FALLS CHURCH, Va. - Master Sgt Natalia Laughlin is as tough as they come. She is disciplined, focused, and always up for a challenge. The combat medic has found more than her share of challenges, beginning with an injury that brought her to the Joint Base Lewis-McChord Soldier Recovery Unit, where she was already familiar.
"I worked as a platoon sergeant at the SRU for two years. It's a pretty demanding job, and I would find soldiers would interrupt PT time with a lot of issues that required me to back up PT to earlier in the morning so I could get a workout in," said Laughlin, who always put soldiers first no matter how it adjusted her schedule.
"Unfortunately, in the great state of Washington, in the fall and winter, it can be very dark out in the morning, and I was out running in the fall of 2022, and I just tripped on the trail. I fell and sustained a hip injury and a back injury, and I also tore a UCL ligament in my hand. Go big or go home, right?"
Her injuries were no laughing matter as the mother of three had to learn to navigate her health at the very place she worked. "This has come full circle for me because I used to be over these soldiers, and now I am one of these soldiers. It gives me a new perspective. I'm getting to experience it on both ends. It was very humbling for me," said Laughlin.
She focused on the immediate injuries and tried to return to normal, but the challenges continued. "The docs thought I had fractured my hip - luckily, it wasn't broken. I had lots of PT, and they also discovered I had tendonitis in my hip as I am an avid runner. I underwent further evaluation after I came off cadre duty at the SRU."
She had an MRI on her back, and it revealed a swollen kidney. "I had to go to a nephrologist, and I had surgery in July 2023, where they went in to fix my kidney. Medics are not the best patients," she says, laughing.
She had to have a stent put in and was down for six weeks. "I struggled with this because you go from running 100 mph all the time to this. My energy and activity were stripped of me." And, just a few days before kidney surgery, I learned how messed up my hand was from the fall from the MRI."
Laughlin knew she had to fix herself first to be a better mother, leader and soldier, and she admits there were some uncomfortable times throughout this journey. "Growth never comes from being comfortable. That's something that's been driven into me this past year. I've certainly not been graceful through it all. I've learned, and I've progressed. I've learned to step back and focus on my health at 40 years old and almost 19 years in the Army."
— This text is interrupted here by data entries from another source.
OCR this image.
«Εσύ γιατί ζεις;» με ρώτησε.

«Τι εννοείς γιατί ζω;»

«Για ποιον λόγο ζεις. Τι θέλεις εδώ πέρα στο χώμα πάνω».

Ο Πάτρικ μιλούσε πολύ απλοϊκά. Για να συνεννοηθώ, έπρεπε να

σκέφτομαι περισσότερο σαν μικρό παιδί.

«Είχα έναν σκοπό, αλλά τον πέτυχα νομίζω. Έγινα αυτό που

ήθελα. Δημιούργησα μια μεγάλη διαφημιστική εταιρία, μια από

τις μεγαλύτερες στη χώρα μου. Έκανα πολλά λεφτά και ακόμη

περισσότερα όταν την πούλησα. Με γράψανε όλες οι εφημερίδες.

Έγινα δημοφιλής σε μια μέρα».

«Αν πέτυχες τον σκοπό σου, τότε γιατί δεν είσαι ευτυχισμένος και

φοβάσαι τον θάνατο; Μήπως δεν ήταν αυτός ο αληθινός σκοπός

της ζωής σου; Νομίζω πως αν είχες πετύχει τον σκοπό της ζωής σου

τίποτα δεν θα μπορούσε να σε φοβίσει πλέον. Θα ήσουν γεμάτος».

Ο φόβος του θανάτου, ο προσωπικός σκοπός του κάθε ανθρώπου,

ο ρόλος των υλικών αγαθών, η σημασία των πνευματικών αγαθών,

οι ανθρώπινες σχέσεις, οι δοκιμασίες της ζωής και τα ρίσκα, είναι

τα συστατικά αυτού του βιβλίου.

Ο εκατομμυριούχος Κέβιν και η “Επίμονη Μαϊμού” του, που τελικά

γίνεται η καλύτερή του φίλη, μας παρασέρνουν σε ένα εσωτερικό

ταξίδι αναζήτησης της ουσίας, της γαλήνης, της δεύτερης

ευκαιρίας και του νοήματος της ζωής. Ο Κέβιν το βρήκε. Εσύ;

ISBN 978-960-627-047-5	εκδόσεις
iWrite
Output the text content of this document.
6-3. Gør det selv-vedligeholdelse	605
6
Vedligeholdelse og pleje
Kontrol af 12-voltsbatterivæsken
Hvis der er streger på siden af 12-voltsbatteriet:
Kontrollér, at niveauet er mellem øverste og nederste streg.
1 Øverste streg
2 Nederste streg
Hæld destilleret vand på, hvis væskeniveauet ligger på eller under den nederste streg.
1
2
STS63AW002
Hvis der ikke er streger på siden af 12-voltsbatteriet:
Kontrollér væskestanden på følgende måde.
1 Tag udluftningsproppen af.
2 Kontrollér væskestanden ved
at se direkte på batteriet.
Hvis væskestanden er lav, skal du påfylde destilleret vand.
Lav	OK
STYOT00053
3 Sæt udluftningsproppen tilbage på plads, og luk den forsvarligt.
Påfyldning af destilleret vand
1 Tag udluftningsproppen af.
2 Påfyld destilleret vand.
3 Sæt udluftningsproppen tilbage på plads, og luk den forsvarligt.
As if these challenges weren't enough, Laughlin shares the biggest test of her life also happened concerning her oldest of three daughters this year. "My 20-year-old daughter has intractable epilepsy, and she started having seizures again during this timeframe. She is pre-med up at the University of Washington, and we've learned she needed brain surgery."
The physical injuries aside, Laughlin wants her story to be her approach to the compounding issues that keep piling on and that seeking help at the SRU is a good thing. "It's been a brutal year, no lie. I feel like you have to wake up every day, and as cliché as it sounds, you have to find gratitude every day, even if it's just for the smallest thing. I didn't grow up like that; it is a skill set I learned in the Army."
She says she and her daughters have a wall of joy in their house where they put a sticky note up daily of the slightest joy they find. "Learning to make that a habit in your brain of finding gratitude, even in the darkest moments, or the crappiest days, or the crappiest years, it gets you through. Even if it just gets you through that one hour - whatever it takes. Find your gratitude."
Grateful for the resources and events the JBLM SRU offered to help her through her recovery, Laughlin said she also got started in one-on-one therapy this year. "I'm old school Army. I was in when we had BDUs. It's a different Army now where we promote mental health and preventative (medicine) to make sure you are cohesively strong, not just physically strong."
Her message to those suffering in silence? "You don't have to keep it together all the time. It's exhausting pretending to be ok. It's okay not to be ok, and we must promote that. It's hard and makes me feel weak, but I have 20 years of thinking like that, and I'm working on it."
Now that she has experience on both sides of the Army Recovery Care Program, she hopes every soldier will see her journey and learn from it. "Take advantage of the programs. It's okay to be weird, sad and hurt; everyone else is there for a reason. Get involved and be uncomfortable. Just know it's okay, and this, too, shall pass. I live by a motto: "Tough times don't last; tough people do."